Hello! I am DJCRAZYFEELINGS. I make juke and footwork music. I’ve been experimenting with the “Archer Video Enhancer” schematics I’ve seen floating around on the internet. I’m trying to develop easy to use performance pieces for music, rather than purely exploratory stuff. I was a pretty mediocre electrical engineering student who focused in digital signal processing, but now I’m really enjoying learning the basics of electronics! Wow there sure are a lot of data sheets to read! I have a lot of artist friends who like my little doodads too of course and I enjoy being a conduit to the technical world for them. Nothing of note to share yet, but you can find my music and album art made with some minimal glitching here STILL CRAZY | DJ Crazy Feelings
I have LOTS of questions to ask and hopefully I can help with some basics.
We also just released a super cool video synth app called Chromatose that’s audio-reactive and MIDI enabled… have you heard of it? It comes with a bunch of pre-built patches and HD/4K output that let’s you connect to any screen via HDMI.
Very impressive results, and you can build visuals from scratch, share your patches and remix other people’s creations.
More info on our website www.chromatose.app, and we’re also on Reddit and Discord if that’s your thing
I registered an account ages ago (davidw), but I never got past lurk mode, but often inspired by everyone else’s posts!

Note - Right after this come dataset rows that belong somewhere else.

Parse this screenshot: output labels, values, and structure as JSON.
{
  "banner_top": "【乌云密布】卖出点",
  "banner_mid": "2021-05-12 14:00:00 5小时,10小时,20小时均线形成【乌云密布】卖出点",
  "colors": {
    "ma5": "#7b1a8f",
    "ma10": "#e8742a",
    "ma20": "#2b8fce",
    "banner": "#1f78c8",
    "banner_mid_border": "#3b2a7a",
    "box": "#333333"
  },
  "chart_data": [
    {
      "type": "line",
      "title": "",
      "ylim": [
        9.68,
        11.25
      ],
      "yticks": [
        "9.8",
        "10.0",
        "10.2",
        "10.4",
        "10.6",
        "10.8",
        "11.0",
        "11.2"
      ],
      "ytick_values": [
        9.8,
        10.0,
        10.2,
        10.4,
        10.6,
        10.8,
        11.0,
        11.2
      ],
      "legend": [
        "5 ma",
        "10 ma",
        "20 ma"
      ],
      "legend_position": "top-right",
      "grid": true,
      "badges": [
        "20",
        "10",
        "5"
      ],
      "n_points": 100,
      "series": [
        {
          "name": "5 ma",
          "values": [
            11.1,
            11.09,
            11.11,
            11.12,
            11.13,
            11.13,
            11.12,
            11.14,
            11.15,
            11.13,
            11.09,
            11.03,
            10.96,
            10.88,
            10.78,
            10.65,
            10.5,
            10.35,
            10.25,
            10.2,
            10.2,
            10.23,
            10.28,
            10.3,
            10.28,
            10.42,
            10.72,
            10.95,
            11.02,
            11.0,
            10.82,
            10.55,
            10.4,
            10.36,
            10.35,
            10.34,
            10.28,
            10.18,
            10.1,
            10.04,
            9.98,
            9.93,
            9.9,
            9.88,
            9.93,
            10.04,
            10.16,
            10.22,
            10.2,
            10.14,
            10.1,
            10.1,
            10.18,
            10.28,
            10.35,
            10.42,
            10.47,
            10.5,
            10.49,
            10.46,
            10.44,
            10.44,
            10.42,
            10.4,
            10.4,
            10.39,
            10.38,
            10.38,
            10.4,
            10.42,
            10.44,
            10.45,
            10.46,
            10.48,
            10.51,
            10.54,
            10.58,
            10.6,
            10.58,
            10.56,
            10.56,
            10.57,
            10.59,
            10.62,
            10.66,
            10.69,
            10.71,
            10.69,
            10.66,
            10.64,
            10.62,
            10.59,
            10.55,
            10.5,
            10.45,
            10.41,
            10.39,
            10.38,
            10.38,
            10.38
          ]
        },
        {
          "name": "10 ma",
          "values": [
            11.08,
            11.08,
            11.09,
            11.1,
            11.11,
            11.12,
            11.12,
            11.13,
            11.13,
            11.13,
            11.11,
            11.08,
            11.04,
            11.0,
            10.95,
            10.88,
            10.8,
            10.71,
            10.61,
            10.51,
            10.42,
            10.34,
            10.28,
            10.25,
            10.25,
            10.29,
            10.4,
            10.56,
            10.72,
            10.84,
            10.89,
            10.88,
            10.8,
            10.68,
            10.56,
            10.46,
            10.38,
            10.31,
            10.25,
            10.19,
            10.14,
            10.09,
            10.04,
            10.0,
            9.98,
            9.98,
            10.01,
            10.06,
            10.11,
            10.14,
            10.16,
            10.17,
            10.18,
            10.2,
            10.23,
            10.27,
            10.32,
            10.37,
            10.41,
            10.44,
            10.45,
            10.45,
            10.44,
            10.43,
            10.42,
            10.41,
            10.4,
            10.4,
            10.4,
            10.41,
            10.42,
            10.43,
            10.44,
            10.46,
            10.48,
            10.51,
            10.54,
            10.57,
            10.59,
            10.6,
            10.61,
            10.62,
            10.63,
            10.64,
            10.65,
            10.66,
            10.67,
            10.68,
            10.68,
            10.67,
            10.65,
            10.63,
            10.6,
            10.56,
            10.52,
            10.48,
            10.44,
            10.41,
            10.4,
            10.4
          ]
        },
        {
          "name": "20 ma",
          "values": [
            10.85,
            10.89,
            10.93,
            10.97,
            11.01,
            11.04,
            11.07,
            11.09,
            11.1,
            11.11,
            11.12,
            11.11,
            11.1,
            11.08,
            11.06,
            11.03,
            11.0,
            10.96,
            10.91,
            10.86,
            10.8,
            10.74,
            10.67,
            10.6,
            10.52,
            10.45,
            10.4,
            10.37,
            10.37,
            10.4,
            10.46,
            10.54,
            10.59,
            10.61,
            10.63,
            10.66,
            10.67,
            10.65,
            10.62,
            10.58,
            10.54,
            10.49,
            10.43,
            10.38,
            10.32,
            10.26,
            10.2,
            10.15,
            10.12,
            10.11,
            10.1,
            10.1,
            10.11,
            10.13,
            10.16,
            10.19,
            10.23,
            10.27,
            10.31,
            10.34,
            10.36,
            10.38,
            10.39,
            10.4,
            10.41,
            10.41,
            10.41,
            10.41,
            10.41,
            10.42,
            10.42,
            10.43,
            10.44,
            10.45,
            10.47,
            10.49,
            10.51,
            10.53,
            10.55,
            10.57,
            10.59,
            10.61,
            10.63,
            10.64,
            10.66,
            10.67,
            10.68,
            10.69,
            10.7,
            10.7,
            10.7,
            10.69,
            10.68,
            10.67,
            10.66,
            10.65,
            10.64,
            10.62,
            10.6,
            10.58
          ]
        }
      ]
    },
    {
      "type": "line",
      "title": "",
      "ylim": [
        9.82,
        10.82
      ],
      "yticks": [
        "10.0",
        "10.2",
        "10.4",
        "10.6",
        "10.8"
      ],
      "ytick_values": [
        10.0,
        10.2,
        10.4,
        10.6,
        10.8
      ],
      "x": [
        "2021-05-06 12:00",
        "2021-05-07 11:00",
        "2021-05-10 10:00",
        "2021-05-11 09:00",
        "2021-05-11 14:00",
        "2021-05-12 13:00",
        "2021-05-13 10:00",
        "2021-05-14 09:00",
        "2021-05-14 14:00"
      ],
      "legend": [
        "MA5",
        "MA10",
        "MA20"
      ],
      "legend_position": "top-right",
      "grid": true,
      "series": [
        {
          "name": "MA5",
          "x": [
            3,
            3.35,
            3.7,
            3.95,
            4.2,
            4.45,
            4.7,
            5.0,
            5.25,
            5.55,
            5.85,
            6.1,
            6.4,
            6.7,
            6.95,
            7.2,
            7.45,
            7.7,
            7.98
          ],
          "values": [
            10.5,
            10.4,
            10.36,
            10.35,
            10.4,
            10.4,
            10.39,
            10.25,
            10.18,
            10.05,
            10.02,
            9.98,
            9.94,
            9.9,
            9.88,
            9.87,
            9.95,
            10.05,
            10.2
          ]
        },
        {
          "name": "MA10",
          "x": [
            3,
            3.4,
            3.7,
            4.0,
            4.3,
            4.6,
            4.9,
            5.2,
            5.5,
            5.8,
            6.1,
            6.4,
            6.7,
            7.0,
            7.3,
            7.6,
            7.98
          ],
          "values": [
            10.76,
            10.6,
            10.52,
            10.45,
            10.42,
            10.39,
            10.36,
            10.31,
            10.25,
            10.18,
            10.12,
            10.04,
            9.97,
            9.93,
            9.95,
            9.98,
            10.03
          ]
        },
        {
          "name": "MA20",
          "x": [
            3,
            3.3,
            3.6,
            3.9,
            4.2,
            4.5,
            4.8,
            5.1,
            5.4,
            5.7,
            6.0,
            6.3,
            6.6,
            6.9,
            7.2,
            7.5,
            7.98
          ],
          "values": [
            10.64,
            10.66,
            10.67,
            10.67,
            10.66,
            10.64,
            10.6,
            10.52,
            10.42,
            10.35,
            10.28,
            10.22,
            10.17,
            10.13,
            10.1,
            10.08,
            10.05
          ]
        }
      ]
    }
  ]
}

My name’s Dave, and I make an app for VJ’ing for iOS (GoVJ, https://govjapp.com). I got into VJ’ing back in 2004, when a very good friend asked me to look after the mixer for a few mins while he went to get drinks at a club night he was running. 45 mins later he returned (“I thought you were only going to be a minute…” - “You looked like you were having fun, I’ll leave you to it for a bit longer!”). Needless to say I was bit, and the bug has never left me since.
I’m based in Wellington, NZ these days. I don’t tend to gig as a VJ, but I still play around for myself and I have a stack of video art ideas and projects I’d like to exhibit at some point.
I work on my app, and some smaller iOS video filtering apps and tools in my spare time, very much a labour of love. I’ve also been putting together a mixer based around the Pi 5 (very much Edirol V4-like), which I’m either going to open source or see if I can support a more established project. I’ve also been trying to pick up a bit of audio, and like noodling around the MC-101.
I love mixing to breakbeat, drum and bass, and anything with a good baseline. I’m somewhat obsessed with playing with video feedback, black and white with strong colours, and luma keying. Very much influenced by the early 2000s and the V4.
Anyway, glad to be here properly - it’s a lovely community!
@bsom at the moment it’s a C++ application, pulling from two camera/video stream inputs using V4L2. It brings each frame into a shader, and from there it can blend them and display full screen.
I started off experimenting with HDMI to CSI converters. I found I just couldn’t get a compressed format out of the adapters, or direct to GPU feed from the drivers, to give me enough FPS.
So I switched to HDMI->USB converters, and found with ones giving an MJPEG feed I could get what I wanted.
It’s rough and ready, no MIDI control (I’ve just been testing with keyboard presses)
yeah i’m probably going to be working some more pi 5 projects starting at the end of this year/beginning of next year, good to see that theres someone having success over there.
hdmi to csi stuff i played with only a little bit, but big headaches trying to get things into a decent gstreamer pipeline for c++ → shaders
was having too many issues with trying to port all my old raspberrypi stuff directly over due to the new graphics stuff in raspbian in the 4 and up eras. which version of GLSL are you using for your shader stuffs?
At the moment, I’ve been running in OpenGL ES 2.0, via SDL… and the shader code for the cross fade is incredibly basic, so I haven’t gone too deep into any of the newer stuff at all. All very much initial first steps!
I’m not a huge fan of the Pi5, after you add all the accessories it’s not particularly cheap. You can get a decent micro PC with an N150 CPU, which has Intel UHD Graphics 730 for $130.
I’m not a huge fan of the Pi5, after you add all the accessories it’s not particularly cheap. You can get a decent micro PC with an N150 CPU, which has Intel UHD Graphics 730 for $130.
Yup. It’s another reason I’ve been happy to look at HDMI->USB capture dongles for my mixer project. The executable I’ve got should just work on x86 linux installations too… I like the idea of recycling old machines into this purpose!